Acute blockage of the ubiquitin-mediated proteolytic pathway during invertebrate quiescence.

Many organisms withstand adverse environmental conditions by entering a reversible state of quiescence that may last for months or years. In this report we provide evidence that the reduction in adenylate energy status and the associated intracellular acidosis occurring during anoxia-induced quiescence combine to inhibit, directly or indirectly, the initial step in the ubiquitin-mediated proteolytic pathway in embryos of the brine shrimp Artemia franciscana. The levels of ubiquitin-conjugated proteins drop to 37% of control (aerobic) values during the first hour of anoxia and reach 7% in 24 h. ATP falls to 5% of control values under anoxia, and AMP rises reciprocally. This energy limitation is accompanied by a simultaneous depression of intracellular pH (pHi). By comparison, when embryos are subjected to artificial acidosis under aerobic conditions (pHi drops sharply, but ATP does not change for hours), ubiquitin-conjugated proteins decline to 58% after 1 h.

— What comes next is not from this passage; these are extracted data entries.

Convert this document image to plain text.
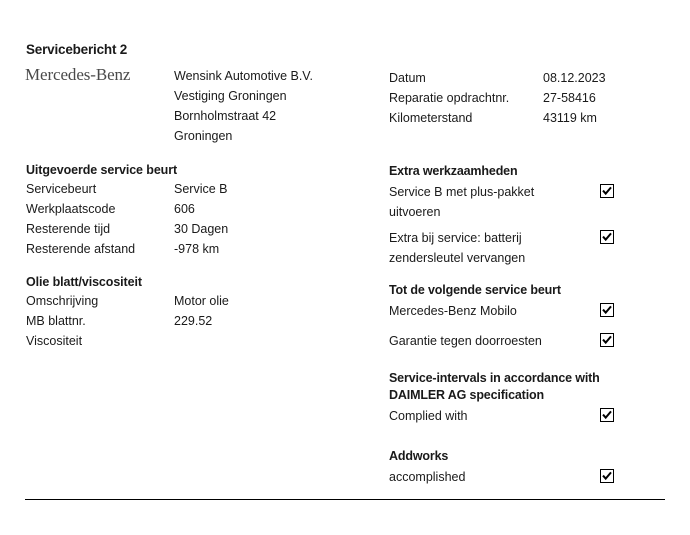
Servicebericht 2
Mercedes-Benz	Wensink Automotive B.V.
Vestiging Groningen
Bornholmstraat 42
Groningen
Datum	08.12.2023
Reparatie opdrachtnr.	27-58416
Kilometerstand	43119 km
Uitgevoerde service beurt
Servicebeurt	Service B
Werkplaatscode	606
Resterende tijd	30 Dagen
Resterende afstand	-978 km
Olie blatt/viscositeit
Omschrijving	Motor olie
MB blattnr.	229.52
Viscositeit
Extra werkzaamheden
Service B met plus-pakket uitvoeren
Extra bij service: batterij zendersleutel vervangen
Tot de volgende service beurt
Mercedes-Benz Mobilo
Garantie tegen doorroesten
Service-intervals in accordance with DAIMLER AG specification
Complied with
Addworks
accomplished
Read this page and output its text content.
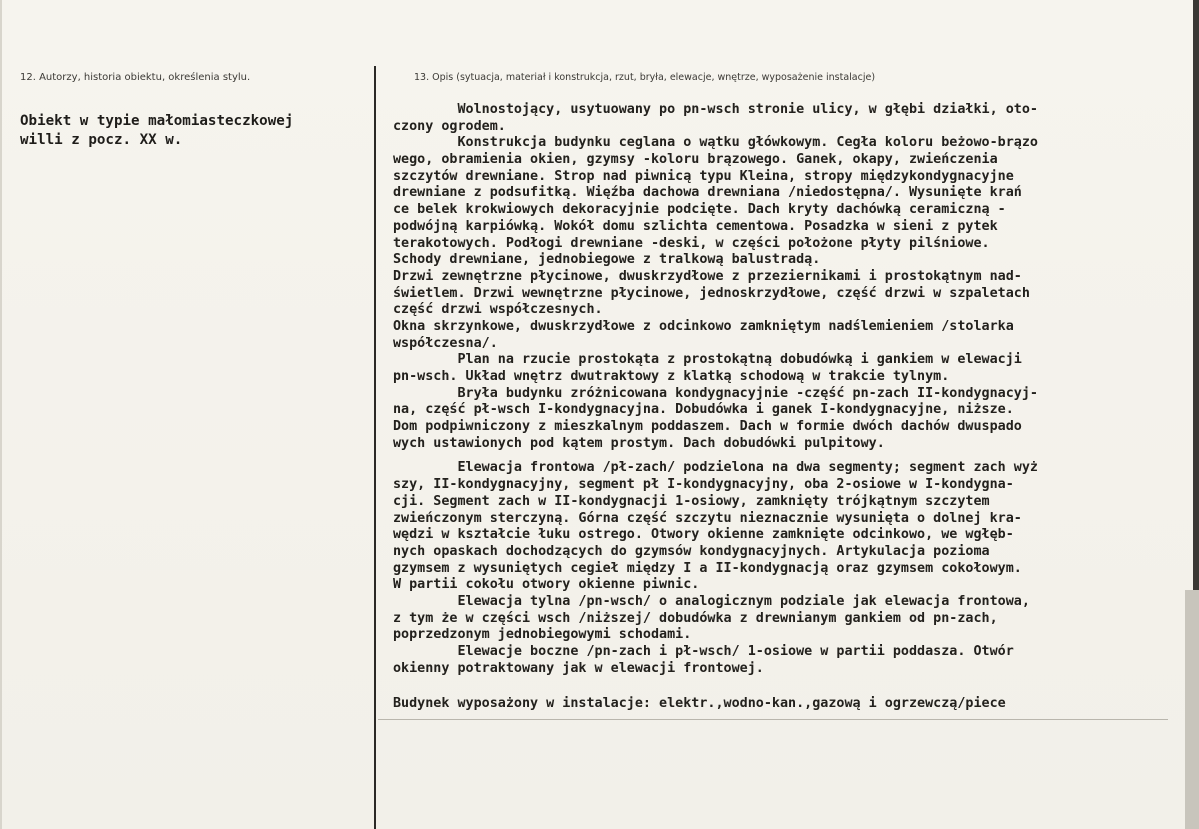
12. Autorzy, historia obiektu, określenia stylu.	13. Opis (sytuacja, materiał i konstrukcja, rzut, bryła, elewacje, wnętrze, wyposażenie instalacje)
Obiekt w typie małomiasteczkowej
willi z pocz. XX w.
Wolnostojący, usytuowany po pn-wsch stronie ulicy, w głębi działki, oto-
czony ogrodem.
Konstrukcja budynku ceglana o wątku główkowym. Cegła koloru beżowo-brązo
wego, obramienia okien, gzymsy -koloru brązowego. Ganek, okapy, zwieńczenia
szczytów drewniane. Strop nad piwnicą typu Kleina, stropy międzykondygnacyjne
drewniane z podsufitką. Więźba dachowa drewniana /niedostępna/. Wysunięte krań
ce belek krokwiowych dekoracyjnie podcięte. Dach kryty dachówką ceramiczną -
podwójną karpiówką. Wokół domu szlichta cementowa. Posadzka w sieni z pytek
terakotowych. Podłogi drewniane -deski, w części położone płyty pilśniowe.
Schody drewniane, jednobiegowe z tralkową balustradą.
Drzwi zewnętrzne płycinowe, dwuskrzydłowe z przeziernikami i prostokątnym nad-
świetlem. Drzwi wewnętrzne płycinowe, jednoskrzydłowe, część drzwi w szpaletach
część drzwi współczesnych.
Okna skrzynkowe, dwuskrzydłowe z odcinkowo zamkniętym nadślemieniem /stolarka
współczesna/.
Plan na rzucie prostokąta z prostokątną dobudówką i gankiem w elewacji
pn-wsch. Układ wnętrz dwutraktowy z klatką schodową w trakcie tylnym.
Bryła budynku zróżnicowana kondygnacyjnie -część pn-zach II-kondygnacyj-
na, część pł-wsch I-kondygnacyjna. Dobudówka i ganek I-kondygnacyjne, niższe.
Dom podpiwniczony z mieszkalnym poddaszem. Dach w formie dwóch dachów dwuspado
wych ustawionych pod kątem prostym. Dach dobudówki pulpitowy.
Elewacja frontowa /pł-zach/ podzielona na dwa segmenty; segment zach wyż
szy, II-kondygnacyjny, segment pł I-kondygnacyjny, oba 2-osiowe w I-kondygna-
cji. Segment zach w II-kondygnacji 1-osiowy, zamknięty trójkątnym szczytem
zwieńczonym sterczyną. Górna część szczytu nieznacznie wysunięta o dolnej kra-
wędzi w kształcie łuku ostrego. Otwory okienne zamknięte odcinkowo, we wgłęb-
nych opaskach dochodzących do gzymsów kondygnacyjnych. Artykulacja pozioma
gzymsem z wysuniętych cegieł między I a II-kondygnacją oraz gzymsem cokołowym.
W partii cokołu otwory okienne piwnic.
Elewacja tylna /pn-wsch/ o analogicznym podziale jak elewacja frontowa,
z tym że w części wsch /niższej/ dobudówka z drewnianym gankiem od pn-zach,
poprzedzonym jednobiegowymi schodami.
Elewacje boczne /pn-zach i pł-wsch/ 1-osiowe w partii poddasza. Otwór
okienny potraktowany jak w elewacji frontowej.
Budynek wyposażony w instalacje: elektr.,wodno-kan.,gazową i ogrzewczą/piece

Thus, while the proximate mechanism for the suppression of ubiquitination has not been proven, alterations in the adenylate pool and the decrease in pHi both appear to contribute to the suppression of ubiquitination. Western blot analysis indicates that the decline in ubiquitin-conjugated protein is rapidly reversed on return of embryos to control conditions. We conclude that this arrest of ubiquitination likely serves to suppress ubiquitin-mediated degradation of protein, thereby preserving macromolecular integrity and potentially explaining the remarkable extension of protein half-life observed under anoxia in these embryos.